Twelve months later, not only have those predictions failed to materialize, but the American steel industry is thriving as a direct result of those very tariffs, and the overall U.S. economy continues to soar.
U.S. steel imports dropped roughly 12 percent in 2018, as the U.S. bought less steel from other countries and produced more domestically. Overall, the market share of imported steel last year was only 23 percent, compared to 27 percent the year before.
According to the American Iron and Steel Institute, the biggest foreign suppliers in 2018 were South Korea, Japan, Germany, Turkey and Vietnam.
One name you don’t see on that list is China, which has seen its steel exports slip since Trump imposed tariffs on Chinese steel. For years, China has been notorious for dumping its steel in the U.S. market at artificially low prices, but the American tariffs have forced Chinese steel producers to compete with lower-cost producers in Asia and the Middle East instead.
John Ferriola, president of Nucor Corporation (the largest steel producer in the U.S.), credited the tariffs with giving U.S. steel producers a break from unfair foreign competition that has stunted their growth for many years.
“We have long said that given a level playing field, U.S. steel companies can compete with anyone in the world,” Ferriola told The Wall Street Journal. “The tariffs are a tool to renegotiate our trading relationships with other countries and create lasting structural changes that get every country playing by the same rules. That is how we will achieve truly free trade.”
Ferriola also recently announced that his company will be investing $3.2 billion to expand and upgrade its U.S. facilities, $1.3 billion of which will go toward constructing a new steel plate mill in the Midwest.
According to the President and CEO of the American Iron and Steel Institute, Thomas J. Gibson, the President’s targeted counter-tariffs “have enabled key planned investments in the steel industry to move forward, create jobs, and contribute to economic growth.”
In March, The New York Times begrudgingly reported that dozens of steel mills opened, restarted or benefited from new investments last year.
Jeff Ferry, an expert on steel trade, argues that the “evidence shows that the tariffs are actually working” despite the criticism of Trump’s tariffs in the liberal media, pointing out that “economic growth is up, inflation is under control, and many of the tariffed industries are enjoying strong recoveries in output, profits and employment.”

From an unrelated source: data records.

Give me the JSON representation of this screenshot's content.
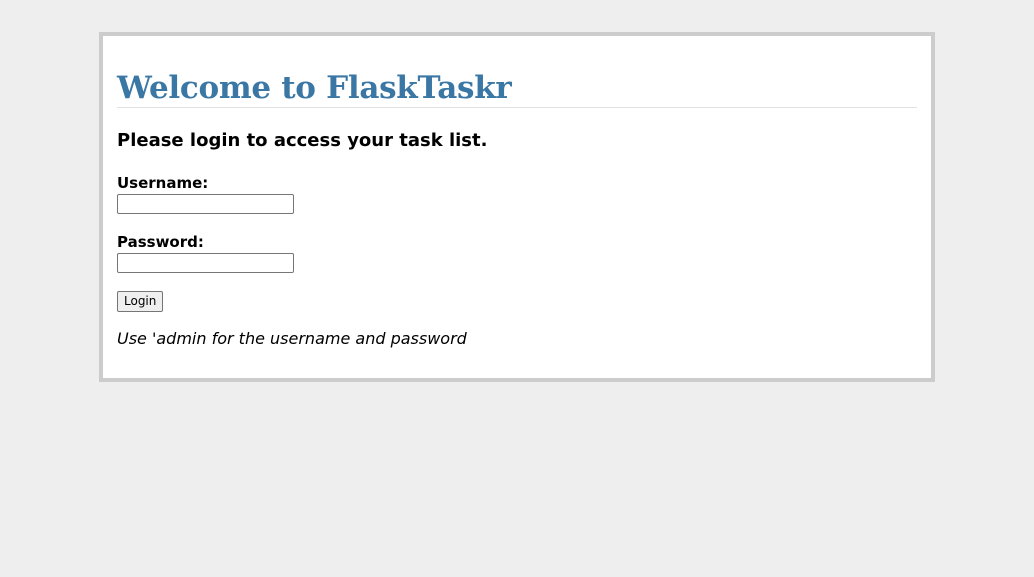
{
  "page": {
    "title": "Welcome to FlaskTaskr",
    "subtitle": "Please login to access your task list."
  },
  "form": {
    "username_label": "Username:",
    "username_value": "",
    "password_label": "Password:",
    "password_value": "",
    "login_label": "Login"
  },
  "hint": "Use 'admin for the username and password",
  "colors": {
    "background": "#eeeeee",
    "panel_border": "#cccccc",
    "title": "#3a77a4"
  }
}
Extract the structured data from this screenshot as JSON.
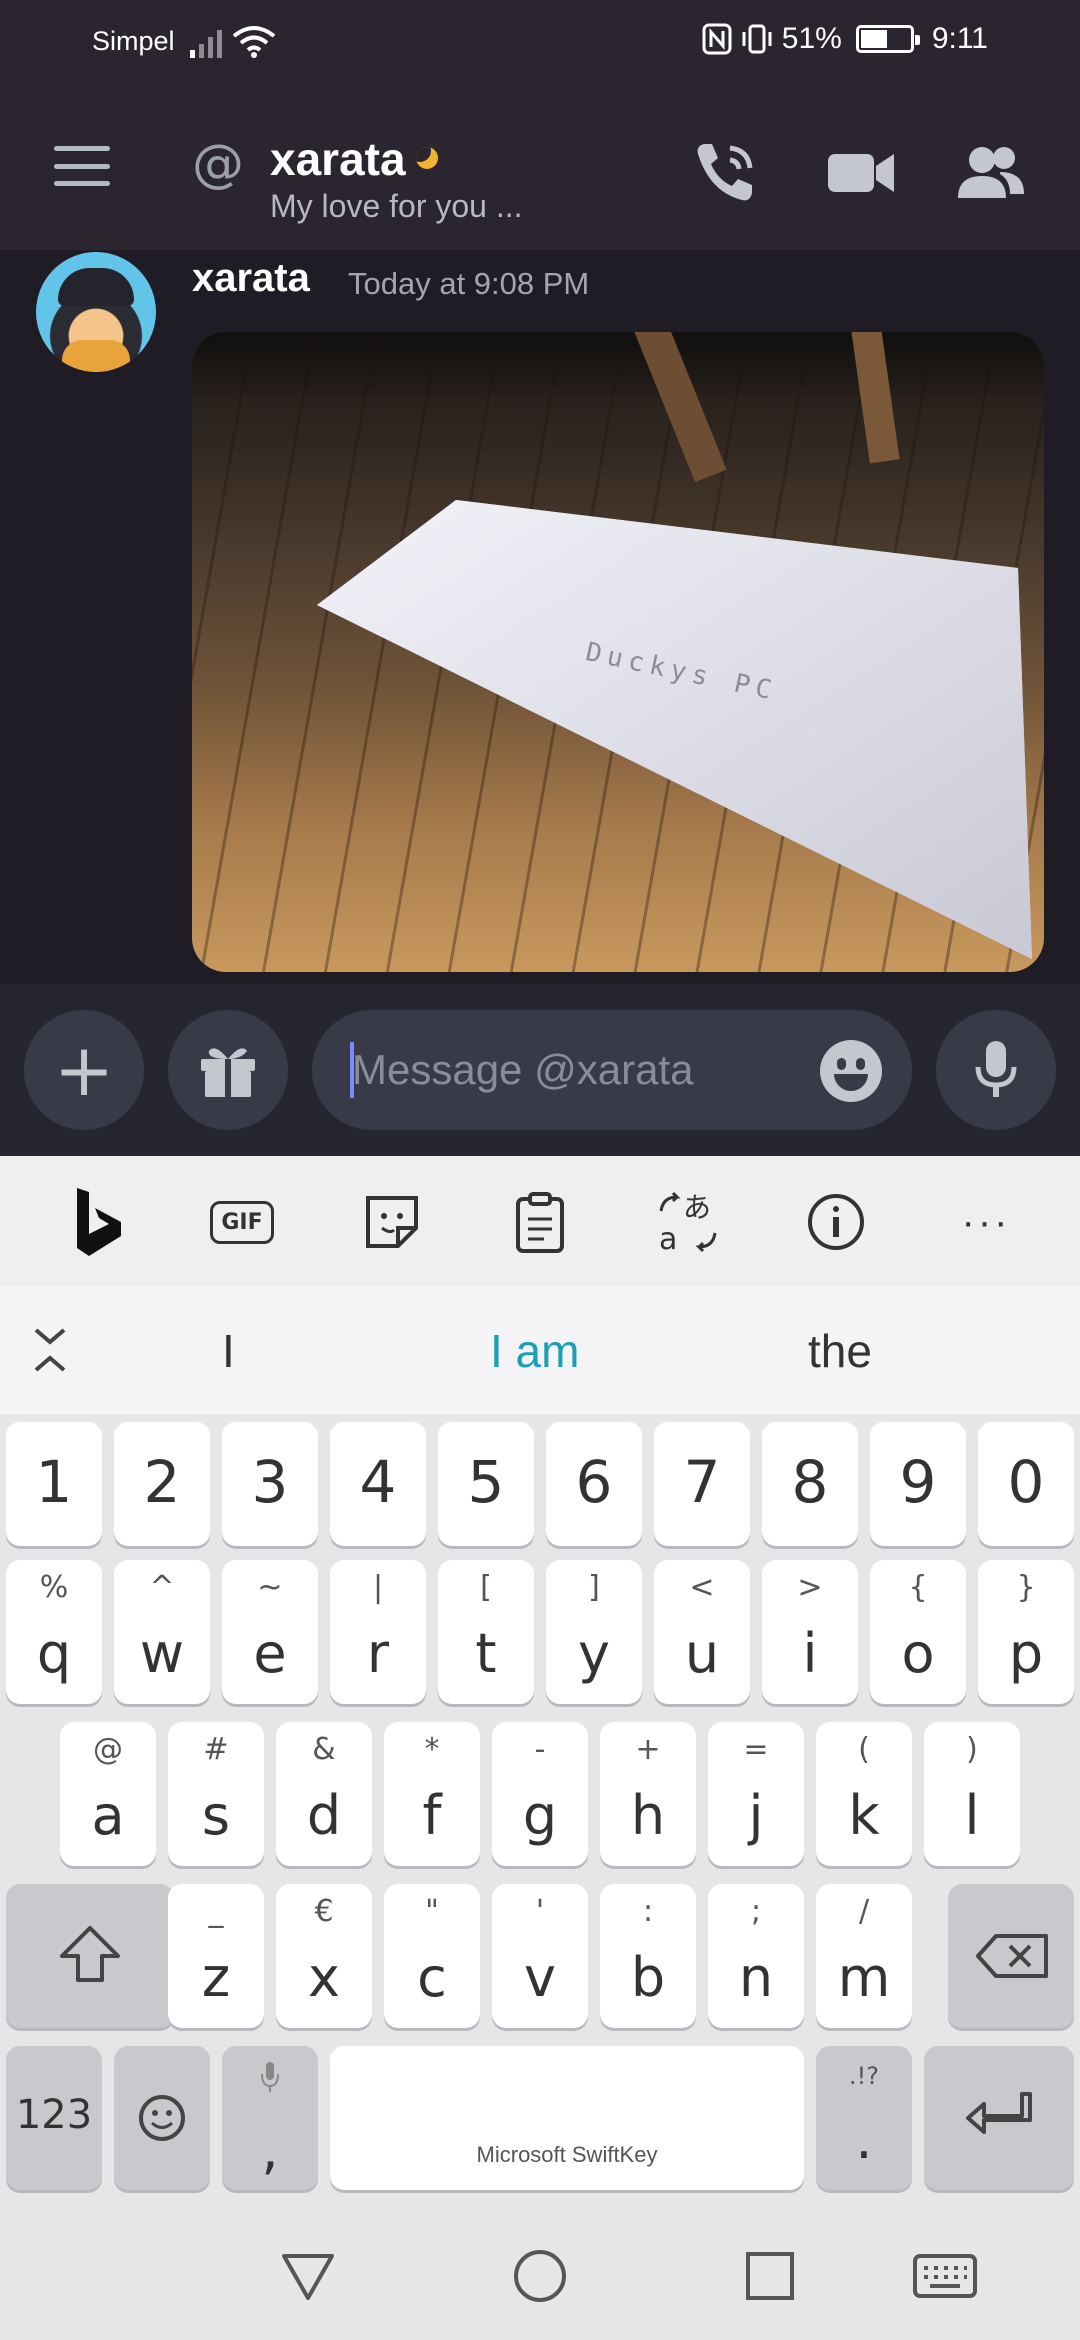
{
  "status_bar": {
    "carrier": "Simpel",
    "battery": "51%",
    "time": "9:11",
    "battery_level": 0.51
  },
  "header": {
    "name": "xarata",
    "status": "My love for you ..."
  },
  "message": {
    "author": "xarata",
    "timestamp": "Today at 9:08 PM",
    "attachment_text": "Duckys PC"
  },
  "composer": {
    "placeholder": "Message @xarata"
  },
  "keyboard": {
    "suggestions": [
      "I",
      "I am",
      "the"
    ],
    "number_row": [
      "1",
      "2",
      "3",
      "4",
      "5",
      "6",
      "7",
      "8",
      "9",
      "0"
    ],
    "row1": [
      {
        "key": "q",
        "alt": "%"
      },
      {
        "key": "w",
        "alt": "^"
      },
      {
        "key": "e",
        "alt": "~"
      },
      {
        "key": "r",
        "alt": "|"
      },
      {
        "key": "t",
        "alt": "["
      },
      {
        "key": "y",
        "alt": "]"
      },
      {
        "key": "u",
        "alt": "<"
      },
      {
        "key": "i",
        "alt": ">"
      },
      {
        "key": "o",
        "alt": "{"
      },
      {
        "key": "p",
        "alt": "}"
      }
    ],
    "row2": [
      {
        "key": "a",
        "alt": "@"
      },
      {
        "key": "s",
        "alt": "#"
      },
      {
        "key": "d",
        "alt": "&"
      },
      {
        "key": "f",
        "alt": "*"
      },
      {
        "key": "g",
        "alt": "-"
      },
      {
        "key": "h",
        "alt": "+"
      },
      {
        "key": "j",
        "alt": "="
      },
      {
        "key": "k",
        "alt": "("
      },
      {
        "key": "l",
        "alt": ")"
      }
    ],
    "row3": [
      {
        "key": "z",
        "alt": "_"
      },
      {
        "key": "x",
        "alt": "€"
      },
      {
        "key": "c",
        "alt": "\""
      },
      {
        "key": "v",
        "alt": "'"
      },
      {
        "key": "b",
        "alt": ":"
      },
      {
        "key": "n",
        "alt": ";"
      },
      {
        "key": "m",
        "alt": "/"
      }
    ],
    "numbers_key": "123",
    "comma_key": ",",
    "period_key": ".",
    "period_alt": ".!?",
    "space_label": "Microsoft SwiftKey"
  }
}
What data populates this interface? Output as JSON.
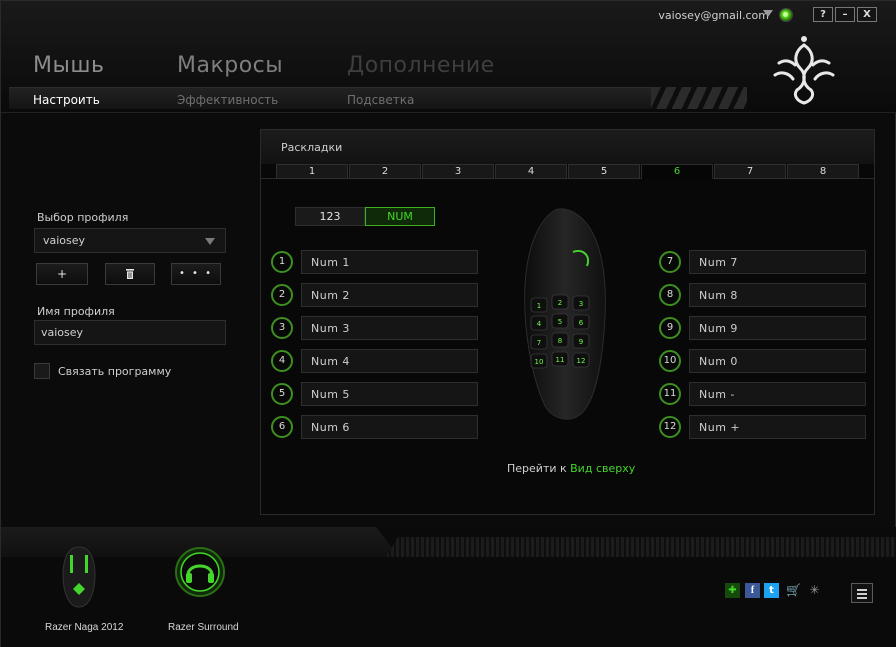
{
  "window": {
    "account_email": "vaiosey@gmail.com",
    "help_label": "?",
    "minimize_label": "–",
    "close_label": "X"
  },
  "nav": {
    "main_tabs": [
      "Мышь",
      "Макросы",
      "Дополнение"
    ],
    "sub_tabs": [
      "Настроить",
      "Эффективность",
      "Подсветка"
    ],
    "active_main": "Мышь",
    "active_sub": "Настроить"
  },
  "profile": {
    "select_label": "Выбор профиля",
    "selected": "vaiosey",
    "add_label": "+",
    "delete_label": "🗑",
    "more_label": "• • •",
    "name_label": "Имя профиля",
    "name_value": "vaiosey",
    "link_program_label": "Связать программу",
    "link_program_checked": false
  },
  "keymaps": {
    "title": "Раскладки",
    "tabs": [
      "1",
      "2",
      "3",
      "4",
      "5",
      "6",
      "7",
      "8"
    ],
    "active_tab": "6",
    "modes": [
      "123",
      "NUM"
    ],
    "active_mode": "NUM",
    "left_keys": [
      {
        "num": "1",
        "value": "Num 1"
      },
      {
        "num": "2",
        "value": "Num 2"
      },
      {
        "num": "3",
        "value": "Num 3"
      },
      {
        "num": "4",
        "value": "Num 4"
      },
      {
        "num": "5",
        "value": "Num 5"
      },
      {
        "num": "6",
        "value": "Num 6"
      }
    ],
    "right_keys": [
      {
        "num": "7",
        "value": "Num 7"
      },
      {
        "num": "8",
        "value": "Num 8"
      },
      {
        "num": "9",
        "value": "Num 9"
      },
      {
        "num": "10",
        "value": "Num 0"
      },
      {
        "num": "11",
        "value": "Num -"
      },
      {
        "num": "12",
        "value": "Num +"
      }
    ],
    "mouse_grid_labels": [
      "1",
      "2",
      "3",
      "4",
      "5",
      "6",
      "7",
      "8",
      "9",
      "10",
      "11",
      "12"
    ],
    "goto_prefix": "Перейти к",
    "goto_link": "Вид сверху"
  },
  "devices": [
    {
      "name": "Razer Naga 2012",
      "icon": "mouse-icon"
    },
    {
      "name": "Razer Surround",
      "icon": "headphones-icon"
    }
  ],
  "footer_icons": [
    "gift-icon",
    "facebook-icon",
    "twitter-icon",
    "cart-icon",
    "razer-icon",
    "menu-icon"
  ],
  "colors": {
    "accent": "#44d62c",
    "background": "#0b0b0b",
    "panel": "#080808"
  }
}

In fact, Ferry estimates that the tariffs added about $9 billion to GDP in 2018, without a noticeable increase in inflation.
In addition to the positive impact they’ve had on the national economy, the steel tariffs are also creating benefits at the local level.
Big River Steel, for instance, unveiled a $1.2 billion project to double the capacity of a facility in Arkansas last year. Steel Dynamics, the third-largest U.S. steel producer, announced in November that it will be investing up to $1.8 billion to construct a new steel mill, and No. 2 producer U.S. Steel revealed in August that it plans to spend $750 million on revitalizing one of its plants in Gary, Indiana.
U.S. Steel is also resuming construction of a new furnace in Mobile, Alabama. According to CNN, the company had halted construction in 2015 due to “unfavorable market conditions,” but restarted the project earlier this year because of the Trump administration’s trade policies.
Contrary to the hysterical doomsday predictions of the mainstream media, a full year of evidence presents the inescapable conclusion that the steel tariffs are working. President Donald Trump promised to revitalize an industry that was on the brink of extinction, and he’s kept that promise.
One year on since the enactment of steel tariffs, the predictions of doom for our economy under the leadership of Trump have been utterly disproved once again.
Anthony Scaramucci is the founder of the global investment firm SkyBridge Capital and served in the Trump administration as White House communications director.